It is the centenary of Reagan's virgin birth in a manger back in the old West, where the bed of straw converted into pure gold upon his entrance into our fallen world.
That sentimental crooner, Alexander Cockburn, turns back the hands of time to those thrilling days of yesteryear.
Hearing all the cosy talk about the Gipper, young people spared the experience of his awful sojourn in office, probably imagine him as a kindly, avuncular figure. Not so. He was a callous man, with a breezy indifference to suffering and the consequences of his decisions. This indifference was so profound that Dante would surely have consigned him to one of the lowest circles of hell, to roast for all eternity in front of a tv set on the blink and a dinner tray swinging out of reach like the elusive fruits that tortured Tantalus.

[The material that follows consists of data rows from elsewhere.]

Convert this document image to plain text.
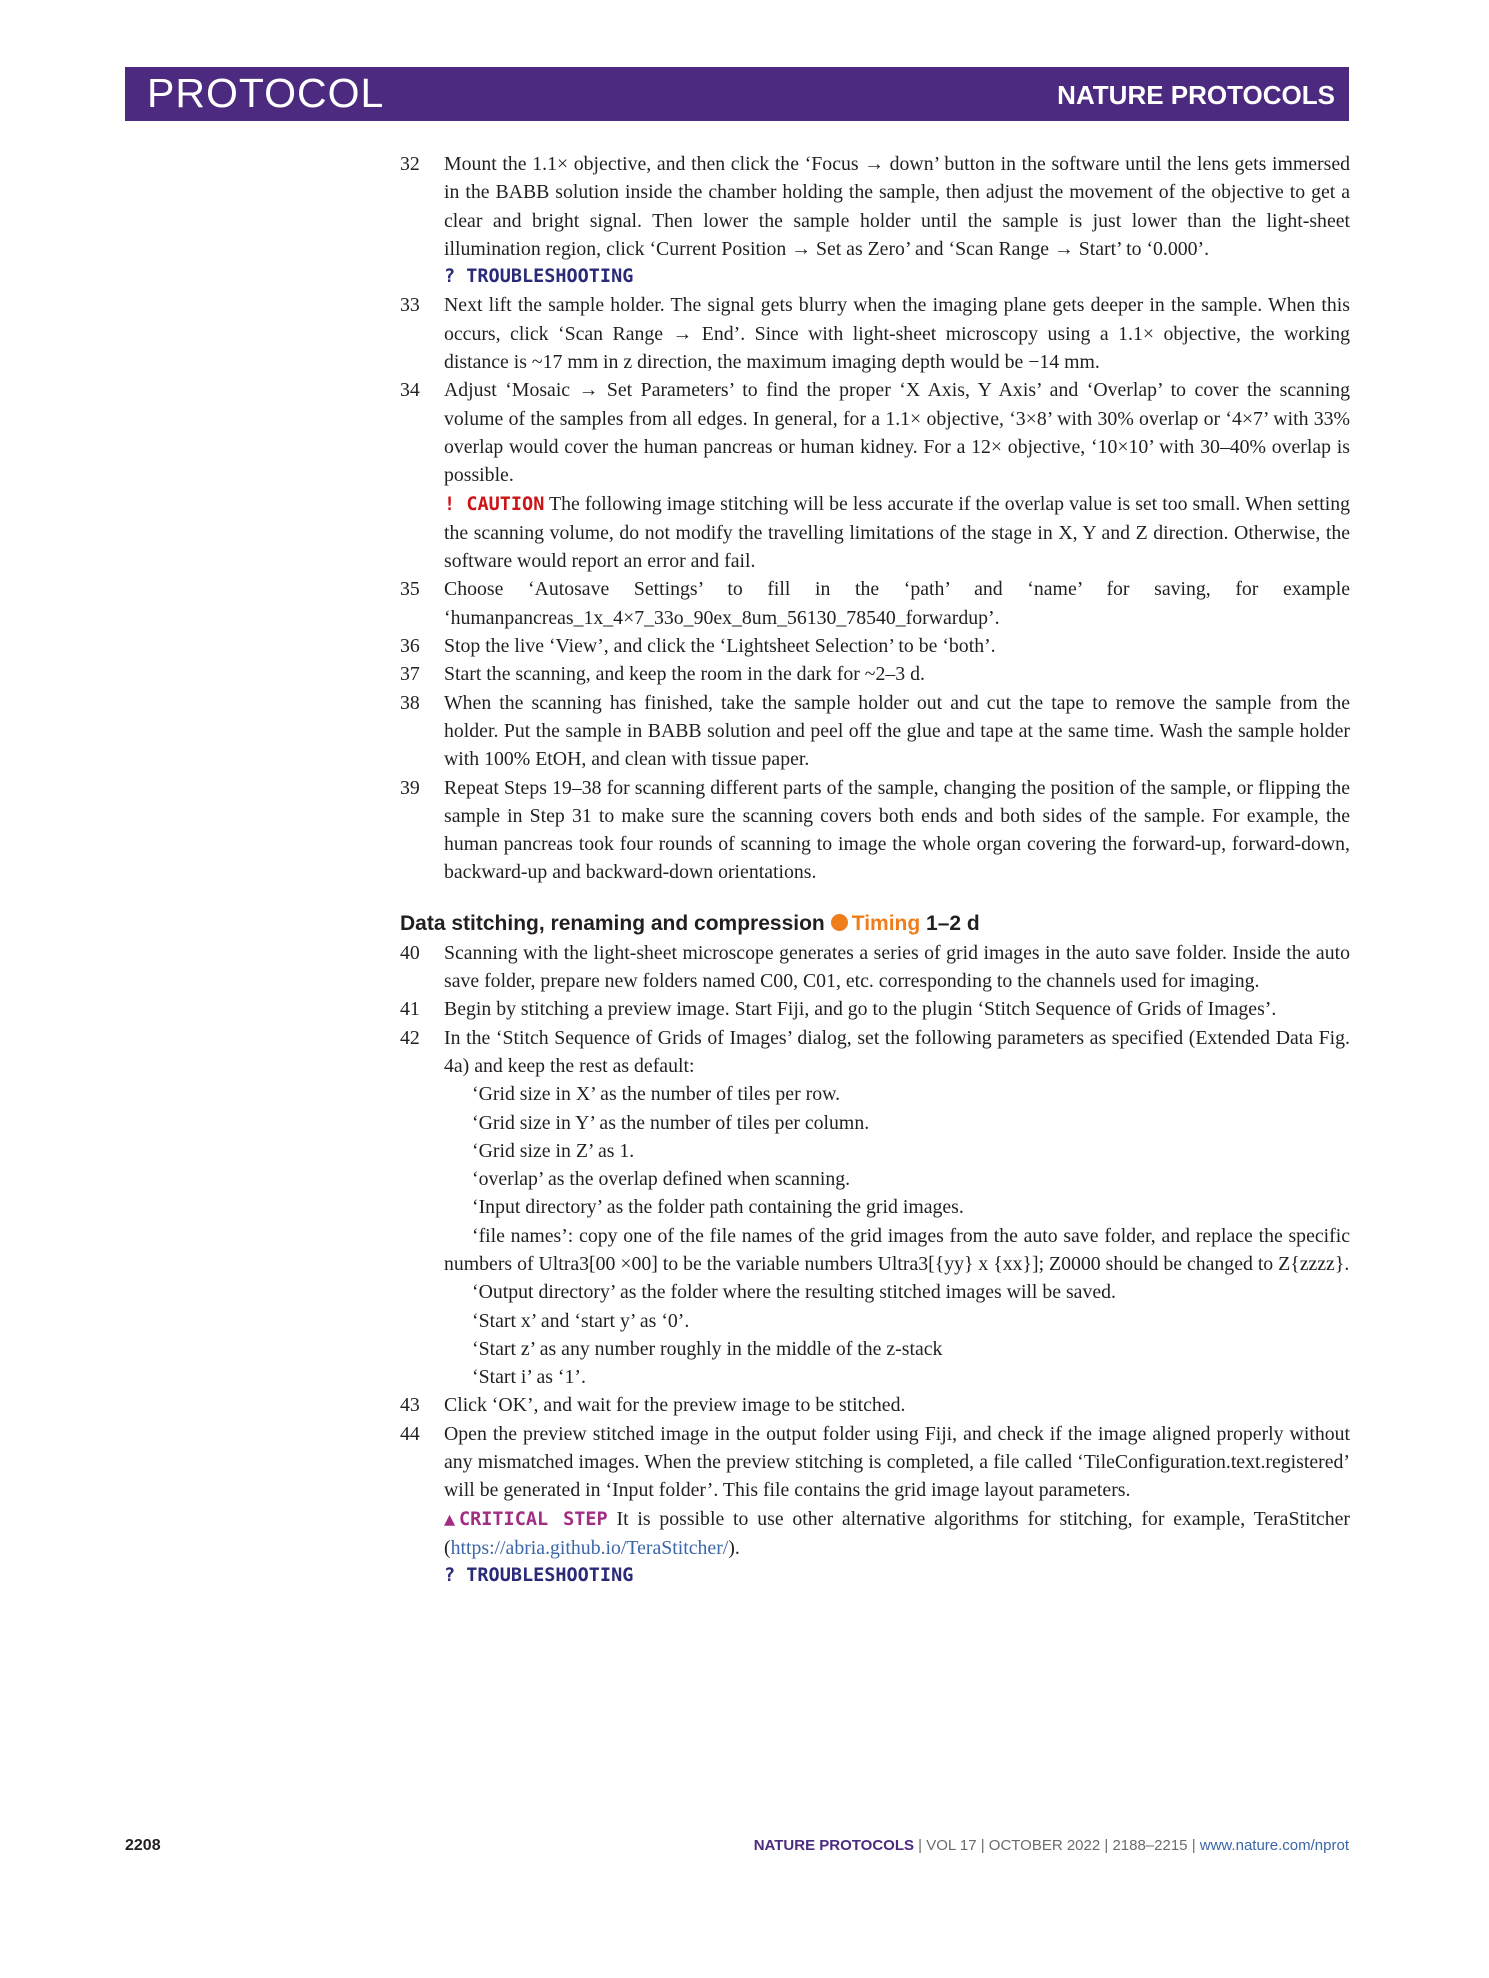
PROTOCOL	NATURE PROTOCOLS
32 Mount the 1.1× objective, and then click the ‘Focus → down’ button in the software until the lens gets immersed in the BABB solution inside the chamber holding the sample, then adjust the movement of the objective to get a clear and bright signal. Then lower the sample holder until the sample is just lower than the light-sheet illumination region, click ‘Current Position → Set as Zero’ and ‘Scan Range → Start’ to ‘0.000’.
? TROUBLESHOOTING
33 Next lift the sample holder. The signal gets blurry when the imaging plane gets deeper in the sample. When this occurs, click ‘Scan Range → End’. Since with light-sheet microscopy using a 1.1× objective, the working distance is ~17 mm in z direction, the maximum imaging depth would be −14 mm.
34 Adjust ‘Mosaic → Set Parameters’ to find the proper ‘X Axis, Y Axis’ and ‘Overlap’ to cover the scanning volume of the samples from all edges. In general, for a 1.1× objective, ‘3×8’ with 30% overlap or ‘4×7’ with 33% overlap would cover the human pancreas or human kidney. For a 12× objective, ‘10×10’ with 30–40% overlap is possible.
! CAUTION The following image stitching will be less accurate if the overlap value is set too small. When setting the scanning volume, do not modify the travelling limitations of the stage in X, Y and Z direction. Otherwise, the software would report an error and fail.
35 Choose ‘Autosave Settings’ to fill in the ‘path’ and ‘name’ for saving, for example ‘humanpancreas_1x_4×7_33o_90ex_8um_56130_78540_forwardup’.
36 Stop the live ‘View’, and click the ‘Lightsheet Selection’ to be ‘both’.
37 Start the scanning, and keep the room in the dark for ~2–3 d.
38 When the scanning has finished, take the sample holder out and cut the tape to remove the sample from the holder. Put the sample in BABB solution and peel off the glue and tape at the same time. Wash the sample holder with 100% EtOH, and clean with tissue paper.
39 Repeat Steps 19–38 for scanning different parts of the sample, changing the position of the sample, or flipping the sample in Step 31 to make sure the scanning covers both ends and both sides of the sample. For example, the human pancreas took four rounds of scanning to image the whole organ covering the forward-up, forward-down, backward-up and backward-down orientations.
Data stitching, renaming and compression Timing 1–2 d
40 Scanning with the light-sheet microscope generates a series of grid images in the auto save folder. Inside the auto save folder, prepare new folders named C00, C01, etc. corresponding to the channels used for imaging.
41 Begin by stitching a preview image. Start Fiji, and go to the plugin ‘Stitch Sequence of Grids of Images’.
42 In the ‘Stitch Sequence of Grids of Images’ dialog, set the following parameters as specified (Extended Data Fig. 4a) and keep the rest as default:
‘Grid size in X’ as the number of tiles per row.
‘Grid size in Y’ as the number of tiles per column.
‘Grid size in Z’ as 1.
‘overlap’ as the overlap defined when scanning.
‘Input directory’ as the folder path containing the grid images.
‘file names’: copy one of the file names of the grid images from the auto save folder, and replace the specific numbers of Ultra3[00 ×00] to be the variable numbers Ultra3[{yy} x {xx}]; Z0000 should be changed to Z{zzzz}.
‘Output directory’ as the folder where the resulting stitched images will be saved.
‘Start x’ and ‘start y’ as ‘0’.
‘Start z’ as any number roughly in the middle of the z-stack
‘Start i’ as ‘1’.
43 Click ‘OK’, and wait for the preview image to be stitched.
44 Open the preview stitched image in the output folder using Fiji, and check if the image aligned properly without any mismatched images. When the preview stitching is completed, a file called ‘TileConfiguration.text.registered’ will be generated in ‘Input folder’. This file contains the grid image layout parameters.
▲CRITICAL STEP It is possible to use other alternative algorithms for stitching, for example, TeraStitcher (https://abria.github.io/TeraStitcher/).
? TROUBLESHOOTING
2208	NATURE PROTOCOLS | VOL 17 | OCTOBER 2022 | 2188–2215 | www.nature.com/nprot
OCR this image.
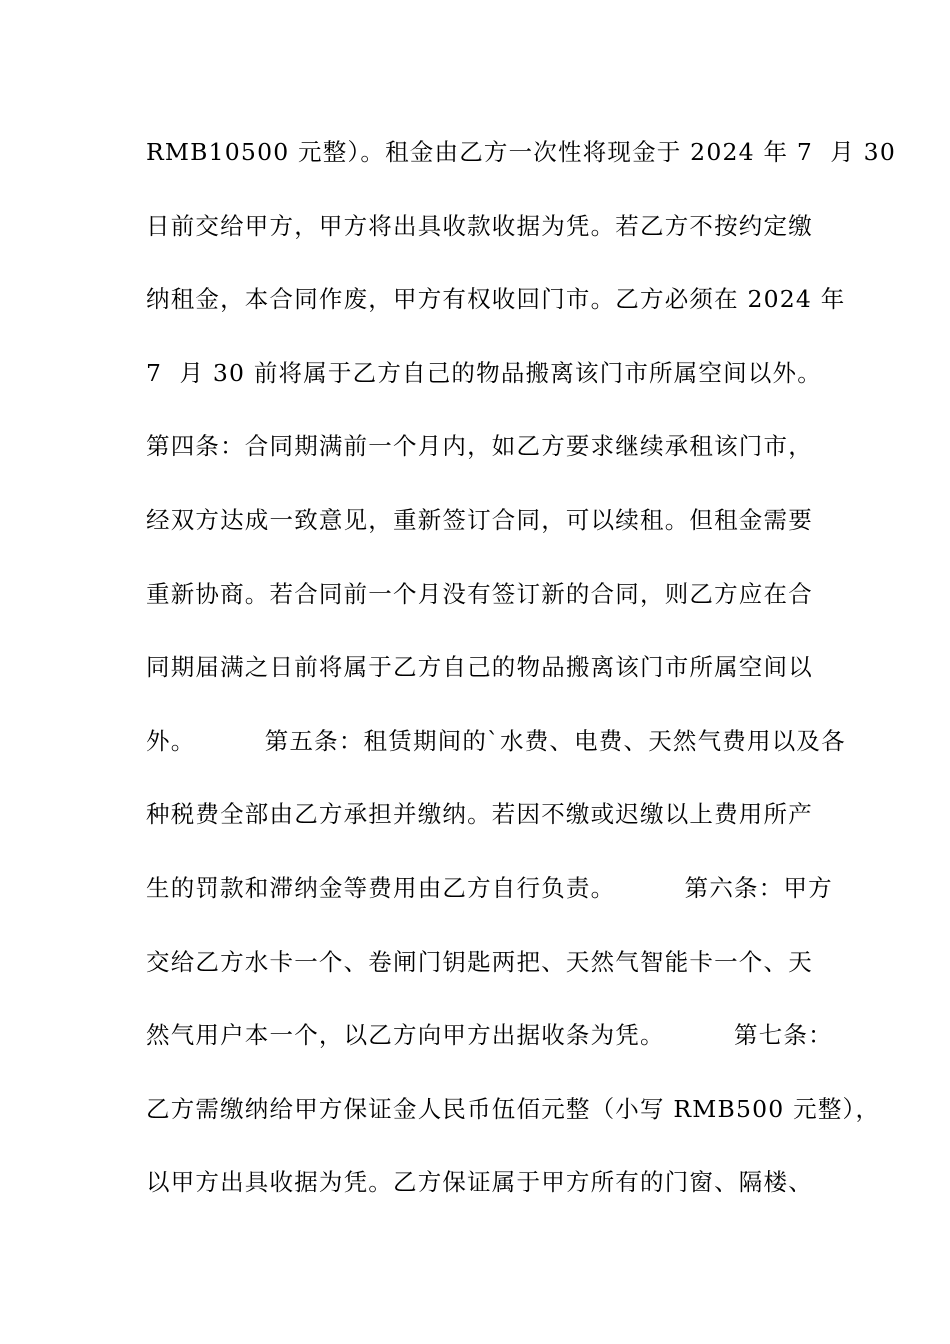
RMB10500 元整）。租金由乙方一次性将现金于 2024 年 7  月 30
日前交给甲方，甲方将出具收款收据为凭。若乙方不按约定缴
纳租金，本合同作废，甲方有权收回门市。乙方必须在 2024 年
7  月 30 前将属于乙方自己的物品搬离该门市所属空间以外。
第四条：合同期满前一个月内，如乙方要求继续承租该门市，
经双方达成一致意见，重新签订合同，可以续租。但租金需要
重新协商。若合同前一个月没有签订新的合同，则乙方应在合
同期届满之日前将属于乙方自己的物品搬离该门市所属空间以
外。        第五条：租赁期间的`水费、电费、天然气费用以及各
种税费全部由乙方承担并缴纳。若因不缴或迟缴以上费用所产
生的罚款和滞纳金等费用由乙方自行负责。        第六条：甲方
交给乙方水卡一个、卷闸门钥匙两把、天然气智能卡一个、天
然气用户本一个，以乙方向甲方出据收条为凭。        第七条：
乙方需缴纳给甲方保证金人民币伍佰元整（小写 RMB500 元整），
以甲方出具收据为凭。乙方保证属于甲方所有的门窗、隔楼、
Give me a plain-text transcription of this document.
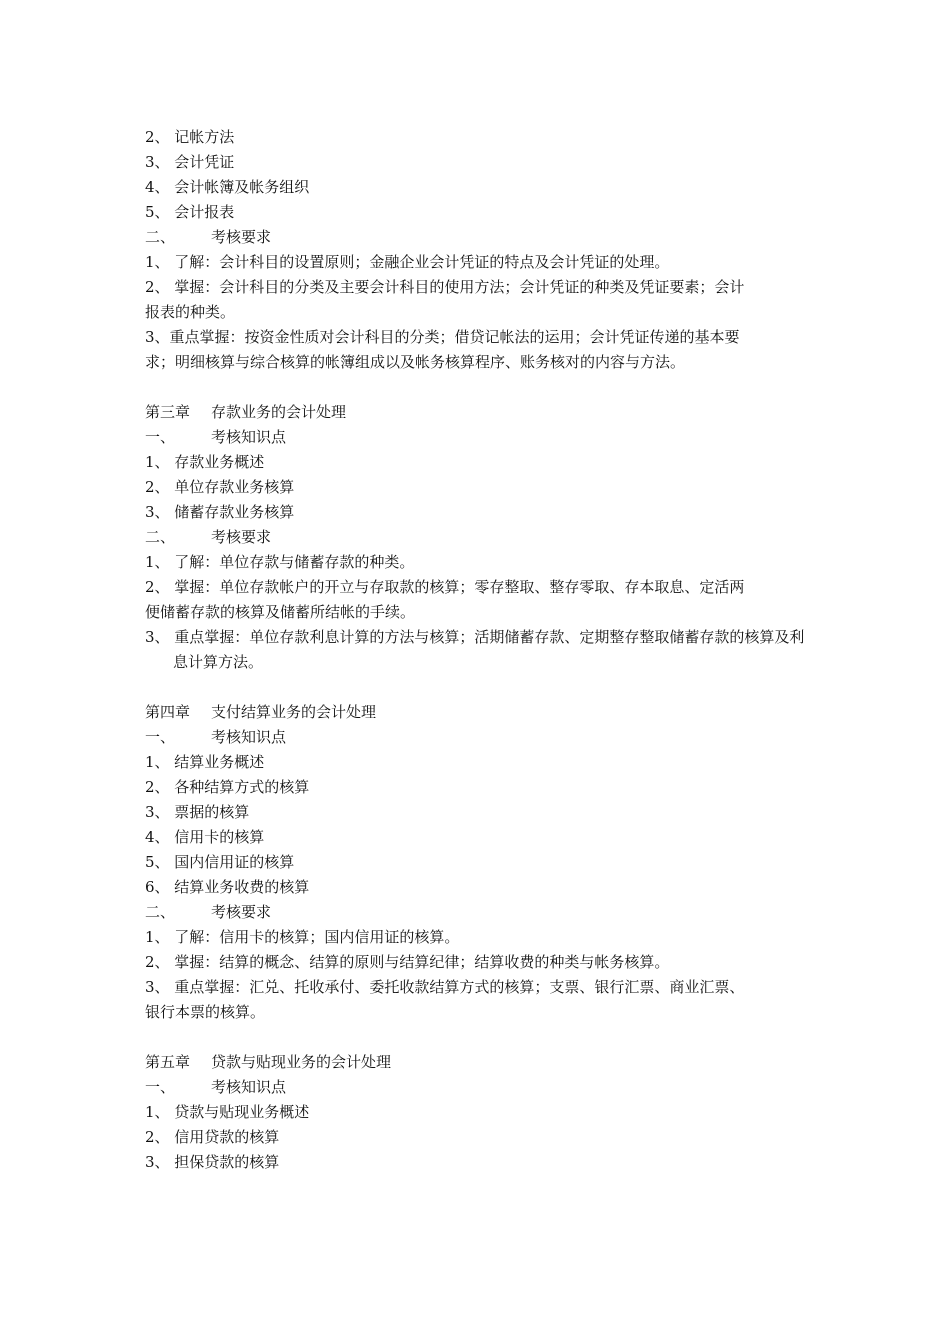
2、 记帐方法
3、 会计凭证
4、 会计帐簿及帐务组织
5、 会计报表
二、 考核要求
1、 了解：会计科目的设置原则；金融企业会计凭证的特点及会计凭证的处理。
2、 掌握：会计科目的分类及主要会计科目的使用方法；会计凭证的种类及凭证要素；会计
报表的种类。
3、重点掌握：按资金性质对会计科目的分类；借贷记帐法的运用；会计凭证传递的基本要
求；明细核算与综合核算的帐簿组成以及帐务核算程序、账务核对的内容与方法。
第三章 存款业务的会计处理
一、 考核知识点
1、 存款业务概述
2、 单位存款业务核算
3、 储蓄存款业务核算
二、 考核要求
1、 了解：单位存款与储蓄存款的种类。
2、 掌握：单位存款帐户的开立与存取款的核算；零存整取、整存零取、存本取息、定活两
便储蓄存款的核算及储蓄所结帐的手续。
3、 重点掌握：单位存款利息计算的方法与核算；活期储蓄存款、定期整存整取储蓄存款的核算及利息计算方法。
第四章 支付结算业务的会计处理
一、 考核知识点
1、 结算业务概述
2、 各种结算方式的核算
3、 票据的核算
4、 信用卡的核算
5、 国内信用证的核算
6、 结算业务收费的核算
二、 考核要求
1、 了解：信用卡的核算；国内信用证的核算。
2、 掌握：结算的概念、结算的原则与结算纪律；结算收费的种类与帐务核算。
3、 重点掌握：汇兑、托收承付、委托收款结算方式的核算；支票、银行汇票、商业汇票、
银行本票的核算。
第五章 贷款与贴现业务的会计处理
一、 考核知识点
1、 贷款与贴现业务概述
2、 信用贷款的核算
3、 担保贷款的核算
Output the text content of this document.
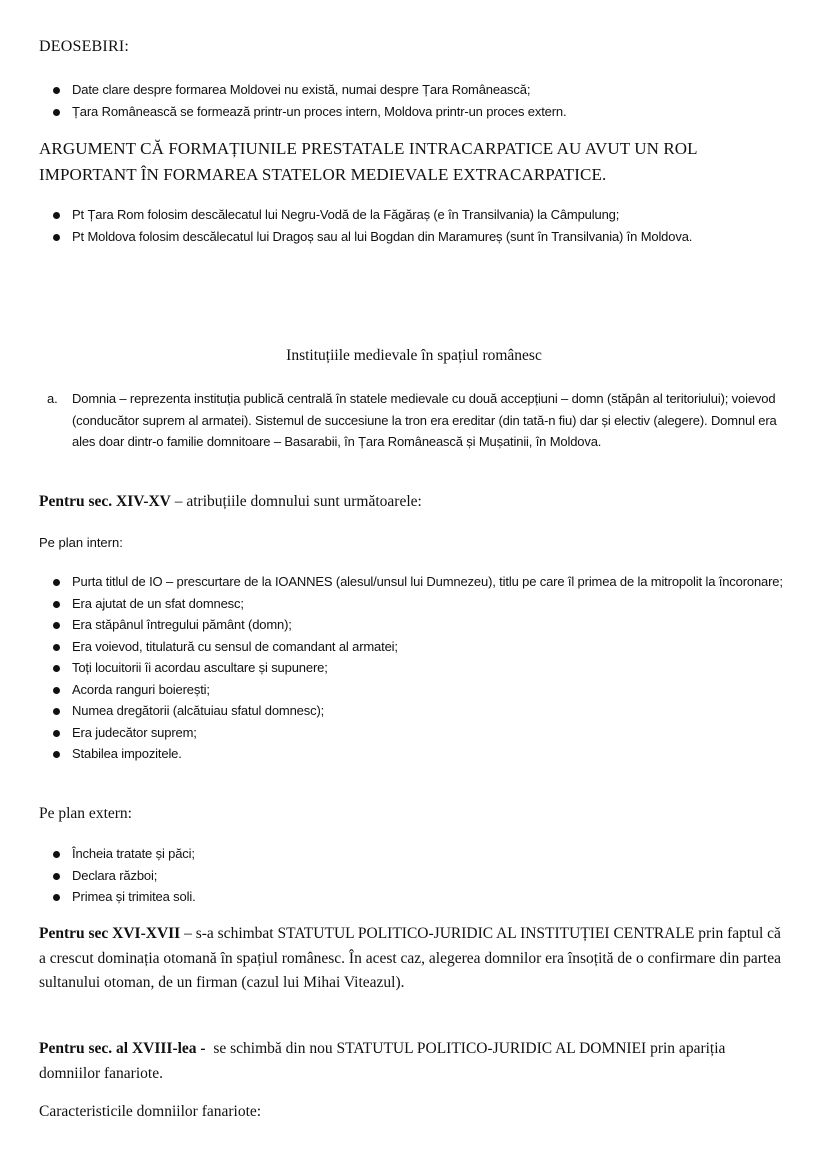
DEOSEBIRI:
Date clare despre formarea Moldovei nu există, numai despre Țara Românească;
Țara Românească se formează printr-un proces intern, Moldova printr-un proces extern.
ARGUMENT CĂ FORMAȚIUNILE PRESTATALE INTRACARPATICE AU AVUT UN ROL IMPORTANT ÎN FORMAREA STATELOR MEDIEVALE EXTRACARPATICE.
Pt Țara Rom folosim descălecatul lui Negru-Vodă de la Făgăraș (e în Transilvania) la Câmpulung;
Pt Moldova folosim descălecatul lui Dragoș sau al lui Bogdan din Maramureș (sunt în Transilvania) în Moldova.
Instituțiile medievale în spațiul românesc
a. Domnia – reprezenta instituția publică centrală în statele medievale cu două accepțiuni – domn (stăpân al teritoriului); voievod (conducător suprem al armatei). Sistemul de succesiune la tron era ereditar (din tată-n fiu) dar și electiv (alegere). Domnul era ales doar dintr-o familie domnitoare – Basarabii, în Țara Românească și Mușatinii, în Moldova.
Pentru sec. XIV-XV – atribuțiile domnului sunt următoarele:
Pe plan intern:
Purta titlul de IO – prescurtare de la IOANNES (alesul/unsul lui Dumnezeu), titlu pe care îl primea de la mitropolit la încoronare;
Era ajutat de un sfat domnesc;
Era stăpânul întregului pământ (domn);
Era voievod, titulatură cu sensul de comandant al armatei;
Toți locuitorii îi acordau ascultare și supunere;
Acorda ranguri boierești;
Numea dregătorii (alcătuiau sfatul domnesc);
Era judecător suprem;
Stabilea impozitele.
Pe plan extern:
Încheia tratate și păci;
Declara război;
Primea și trimitea soli.
Pentru sec XVI-XVII – s-a schimbat STATUTUL POLITICO-JURIDIC AL INSTITUȚIEI CENTRALE prin faptul că a crescut dominația otomană în spațiul românesc. În acest caz, alegerea domnilor era însoțită de o confirmare din partea sultanului otoman, de un firman (cazul lui Mihai Viteazul).
Pentru sec. al XVIII-lea -  se schimbă din nou STATUTUL POLITICO-JURIDIC AL DOMNIEI prin apariția domniilor fanariote.
Caracteristicile domniilor fanariote:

It was startling, back in 2004 when he died, to see the lines of people sweating under a hot sun waiting to see Reagan's casket. How could any of them take the dreadful old faker seriously? The nearest thing to it I can think of is the hysteria over Princess Di.
And Di at least wanted to ban landmines, evincing an awareness of the real-life toll of war and lower intensity conflicts that for Reagan were fuddled together with the winning of WWII on the studio backlots.
Reagan had abolished any tiresome division of the world into fact or fiction in the early 1940s when his studio's PR department turned him into a war hero, courtesy of his labors in "Fort Wacky" in Culver City, where they made training films. The fanzines disclosed the loneliness of R.R.'s first wife, Jane Wyman, her absent man (a few miles away in Fort Wacky, home by suppertime) and her knowledge of R.R.'s hatred of the foe. "She'd seen Ronnie's sick face," Modern Screen reported in 1942, "bent over a picture of the small, swollen bodies of children starved to death in Poland. 'This,' said the war-hating Reagan between set lips, 'would make it a pleasure to kill.'" A photographer for Modern Screen recalled later that, unlike some stars who were reluctant to offer themselves to his lens in "hero's" garb, Reagan insisted on being photographed on his front step in full uniform, kissing his wife goodbye.
Of course the rhetorical steroid pump-up of Reagan as "the greatest president of the 20th century" by conservatives is winged to their primary mission to devalue and demote the legacy and reputation of the president truly deserving of that title, Franklin Delano Roosevelt. Each time they shine the sun brighter on Reagan, their intent is to wheel FDR deeper into the Gipper's shadow. I await the day when Glenn Beck tells us how Reagan defeated Hitler, unless he already has documented that on his chalkboard--I'm a little behind in my lunatic viewing.